En medio de estas protestas inéditas y sin liderazgos concretos, llamó la atención que en algunos lugares como Veracruz, Hidalgo, Puebla, Nuevo León y las zonas limítrofes entre la Ciudad de México y la zona conurbada se produjeran actos de rapiña y vandalismo, realizados por grupos de choque agrupados en bloques de diez a 50 personas que eran transportados de manera conjunta en autobuses. Estos grupos llegaban a los supermercados y saqueaban distintos productos, especialmente pantallas de televisión. Al mismo tiempo, por las redes sociales se llamaba a la gente a permanecer en sus casas y a cerrar negocios ante la posibilidad de un saqueo generalizado y del uso de la fuerza pública de manera indiscriminada contra todo aquel que se encontrara en la calle. Una psicosis generalizada se extendió ante la posibilidad de una violencia que no se sabía de dónde iba a venir ni a qué hora llegaría. En una escena digna de Buñuel, yo me encontraba en una funeraria al norte de la ciudad, justo en los límites con el estado de México y en la cual nos encerraron por un par de horas ante el temor que se desbordara la violencia. Violencia que ni siquiera estaba presente en la zona. Lo mismo ocurrió con los pequeños comercios locales. Por un par de horas, solo se escuchaban las sirenas de la policía, que iban y venían, al parecer sin destino fijo y con la única intención de mostrarse públicamente.

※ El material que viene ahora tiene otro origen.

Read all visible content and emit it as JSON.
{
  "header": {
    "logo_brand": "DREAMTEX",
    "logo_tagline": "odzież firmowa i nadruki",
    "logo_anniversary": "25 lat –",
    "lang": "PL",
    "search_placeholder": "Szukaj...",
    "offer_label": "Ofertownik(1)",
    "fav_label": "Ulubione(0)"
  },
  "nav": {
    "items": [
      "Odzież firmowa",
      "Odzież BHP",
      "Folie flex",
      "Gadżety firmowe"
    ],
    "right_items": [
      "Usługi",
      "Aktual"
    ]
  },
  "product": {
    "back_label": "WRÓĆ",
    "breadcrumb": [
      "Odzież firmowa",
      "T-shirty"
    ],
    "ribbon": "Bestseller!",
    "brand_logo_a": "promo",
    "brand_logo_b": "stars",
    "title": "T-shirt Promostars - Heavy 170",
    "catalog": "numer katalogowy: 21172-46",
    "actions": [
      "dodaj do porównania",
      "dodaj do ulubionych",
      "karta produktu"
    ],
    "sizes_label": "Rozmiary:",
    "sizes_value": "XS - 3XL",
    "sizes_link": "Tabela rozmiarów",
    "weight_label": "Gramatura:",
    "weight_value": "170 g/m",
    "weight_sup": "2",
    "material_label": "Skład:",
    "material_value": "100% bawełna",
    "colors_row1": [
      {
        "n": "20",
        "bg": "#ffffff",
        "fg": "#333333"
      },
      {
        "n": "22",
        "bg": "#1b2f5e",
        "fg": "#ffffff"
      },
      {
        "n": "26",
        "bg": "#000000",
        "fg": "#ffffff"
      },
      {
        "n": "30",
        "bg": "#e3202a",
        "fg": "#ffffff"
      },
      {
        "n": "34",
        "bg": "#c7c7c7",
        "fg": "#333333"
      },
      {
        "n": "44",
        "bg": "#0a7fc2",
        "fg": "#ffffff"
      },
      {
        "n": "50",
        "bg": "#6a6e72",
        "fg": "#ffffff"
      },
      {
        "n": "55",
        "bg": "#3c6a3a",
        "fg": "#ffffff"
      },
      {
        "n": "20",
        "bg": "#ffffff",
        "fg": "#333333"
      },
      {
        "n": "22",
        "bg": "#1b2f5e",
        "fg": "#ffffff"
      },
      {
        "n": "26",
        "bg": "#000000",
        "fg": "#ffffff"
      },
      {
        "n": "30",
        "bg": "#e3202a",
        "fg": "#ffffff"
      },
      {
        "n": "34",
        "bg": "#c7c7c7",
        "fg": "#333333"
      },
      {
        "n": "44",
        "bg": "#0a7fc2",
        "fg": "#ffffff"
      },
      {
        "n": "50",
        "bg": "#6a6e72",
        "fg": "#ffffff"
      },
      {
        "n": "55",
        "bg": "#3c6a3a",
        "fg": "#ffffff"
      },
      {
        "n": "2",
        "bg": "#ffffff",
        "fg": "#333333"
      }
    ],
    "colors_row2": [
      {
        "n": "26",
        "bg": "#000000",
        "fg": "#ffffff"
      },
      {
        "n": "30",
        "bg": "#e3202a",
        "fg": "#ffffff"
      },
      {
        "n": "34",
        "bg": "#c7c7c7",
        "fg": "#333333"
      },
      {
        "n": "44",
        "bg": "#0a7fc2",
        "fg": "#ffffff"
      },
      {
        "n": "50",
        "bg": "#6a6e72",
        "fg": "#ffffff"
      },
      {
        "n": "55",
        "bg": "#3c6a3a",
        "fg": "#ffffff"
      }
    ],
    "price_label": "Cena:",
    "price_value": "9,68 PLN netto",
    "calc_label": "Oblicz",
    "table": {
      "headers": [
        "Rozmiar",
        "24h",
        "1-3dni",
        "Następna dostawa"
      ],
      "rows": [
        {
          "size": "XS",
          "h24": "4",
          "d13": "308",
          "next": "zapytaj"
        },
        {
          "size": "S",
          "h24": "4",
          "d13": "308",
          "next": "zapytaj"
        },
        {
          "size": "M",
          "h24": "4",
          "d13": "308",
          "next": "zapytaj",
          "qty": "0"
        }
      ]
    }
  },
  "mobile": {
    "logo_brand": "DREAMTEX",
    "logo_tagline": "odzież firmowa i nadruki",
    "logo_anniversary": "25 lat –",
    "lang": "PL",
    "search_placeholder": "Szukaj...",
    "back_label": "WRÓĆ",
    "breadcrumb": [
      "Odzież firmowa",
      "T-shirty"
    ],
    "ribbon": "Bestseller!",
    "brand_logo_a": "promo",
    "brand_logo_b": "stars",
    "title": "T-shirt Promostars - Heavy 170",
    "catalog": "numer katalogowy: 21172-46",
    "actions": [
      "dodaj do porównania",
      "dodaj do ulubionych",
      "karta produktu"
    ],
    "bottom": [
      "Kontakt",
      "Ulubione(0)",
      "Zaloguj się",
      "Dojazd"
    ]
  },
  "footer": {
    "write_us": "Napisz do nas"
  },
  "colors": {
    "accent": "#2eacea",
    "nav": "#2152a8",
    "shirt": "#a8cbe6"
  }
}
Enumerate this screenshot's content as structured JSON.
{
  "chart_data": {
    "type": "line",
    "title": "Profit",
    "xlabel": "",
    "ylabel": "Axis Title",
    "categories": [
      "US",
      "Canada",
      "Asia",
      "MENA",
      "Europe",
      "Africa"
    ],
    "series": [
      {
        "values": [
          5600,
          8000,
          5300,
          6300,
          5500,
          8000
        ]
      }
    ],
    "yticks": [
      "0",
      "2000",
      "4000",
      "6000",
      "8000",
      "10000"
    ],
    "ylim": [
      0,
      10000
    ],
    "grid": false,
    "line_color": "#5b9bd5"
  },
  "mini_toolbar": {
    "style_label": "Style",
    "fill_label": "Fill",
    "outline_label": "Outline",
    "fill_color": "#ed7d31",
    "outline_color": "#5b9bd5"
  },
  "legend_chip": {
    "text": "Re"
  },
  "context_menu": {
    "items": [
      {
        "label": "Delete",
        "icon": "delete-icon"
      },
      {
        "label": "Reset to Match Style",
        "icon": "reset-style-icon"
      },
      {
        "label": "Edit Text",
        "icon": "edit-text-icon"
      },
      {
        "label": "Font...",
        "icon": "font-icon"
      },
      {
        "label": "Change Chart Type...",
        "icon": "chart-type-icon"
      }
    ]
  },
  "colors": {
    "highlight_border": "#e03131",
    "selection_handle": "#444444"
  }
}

En los días siguientes se comprobó que parte de la histeria colectiva surgía de alrededor de medio millar de cuentas falsas en Twitter. Se hablaba de «información de un golpe de Estado» y se solicitaba «no salir tarde, ni alejarse de sus casas porque la cosa se pondrá muy fea». Se difundían imágenes de los conflictos en Siria, Turquía e Irak y se pretendía hacerlas pasar por hechos que ocurrían en México, mientras que eran detenidas centenares de personas. ¿A quién sirve el propósito de sembrar el miedo colectivo? Parece un procedimiento del manual de la doctrina del shock. Ante la impopularidad del gobierno, los saqueos y la rapiña justificarían la mano dura de la policía para aplastar cualquier protesta social. ¿Demasiado fantasioso? Se les ha advertido a los transportistas que cualquiera que participe en un bloqueo carretero (protesta activa pero pacífica) no solamente podrá ver revocada su concesión, sino que podría enfrentar años de prisión por realizar «ataques a las vías de comunicación». El gobierno sabe que esta medida ha sido demasiado impopular y pretende contener el descontento social antes de que crezca. Desacreditar las protestas y justificar la mano dura es la receta que saben de memoria. Justo en medio de esto, se dirimen una nueva Ley de Seguridad Interior que llevaría a tener un estado de excepción en la vida cotidiana y una Ley de Archivos que pretende borrar de un plumazo nombres e identidades en los documentos oficiales e históricos, a la vez de estar supeditada a la Secretaría de Gobernación y no a la de Cultura, como sucede en la mayoría de los países. ¿Casualidades?

Que quede claro: no es solamente el alza de las gasolinas, que podría ser justificada en un esquema de precios internacionales o de políticas públicas ecologistas, lo que ha colmado la paciencia. Es una clase política que no se cansa de exprimir a la ciudadanía para mantener sus privilegios. Al tiempo que se anunciaba el alza de la gasolina, también nos enteramos de generosos bonos de fin de año para los diputados, de costosos seguros médicos privados para la burocracia dorada y de la aprobación de la compra de celulares y autos de lujo para uso personal de los funcionarios. Mientras los barrios se llenan de inseguridad y violencia porque la policía brilla por su ausencia, se defiende la propiedad privada de los grandes consorcios. Los ciudadanos tenemos salarios de hambre y, ante la escasez de pan, nuestra clase política nos manda a consumir pasteles.

La memoria recurre a movimientos de insurrección que se dieron en condiciones similares, como la «guerra del gas» en Bolivia (2003) o los que ocurrieron en Etiopía, cuando la crisis del petróleo de 1973 provocó un alza de la gasolina y de los índices inflacionarios que terminaron con el derrocamiento de Haile Selassie. ¿Será este un elemento decisivo para la construcción de un movimiento social fuerte y articulado, o simplemente quedará como un episodio más, un clavo más en el ataúd de la sociedad mexicana?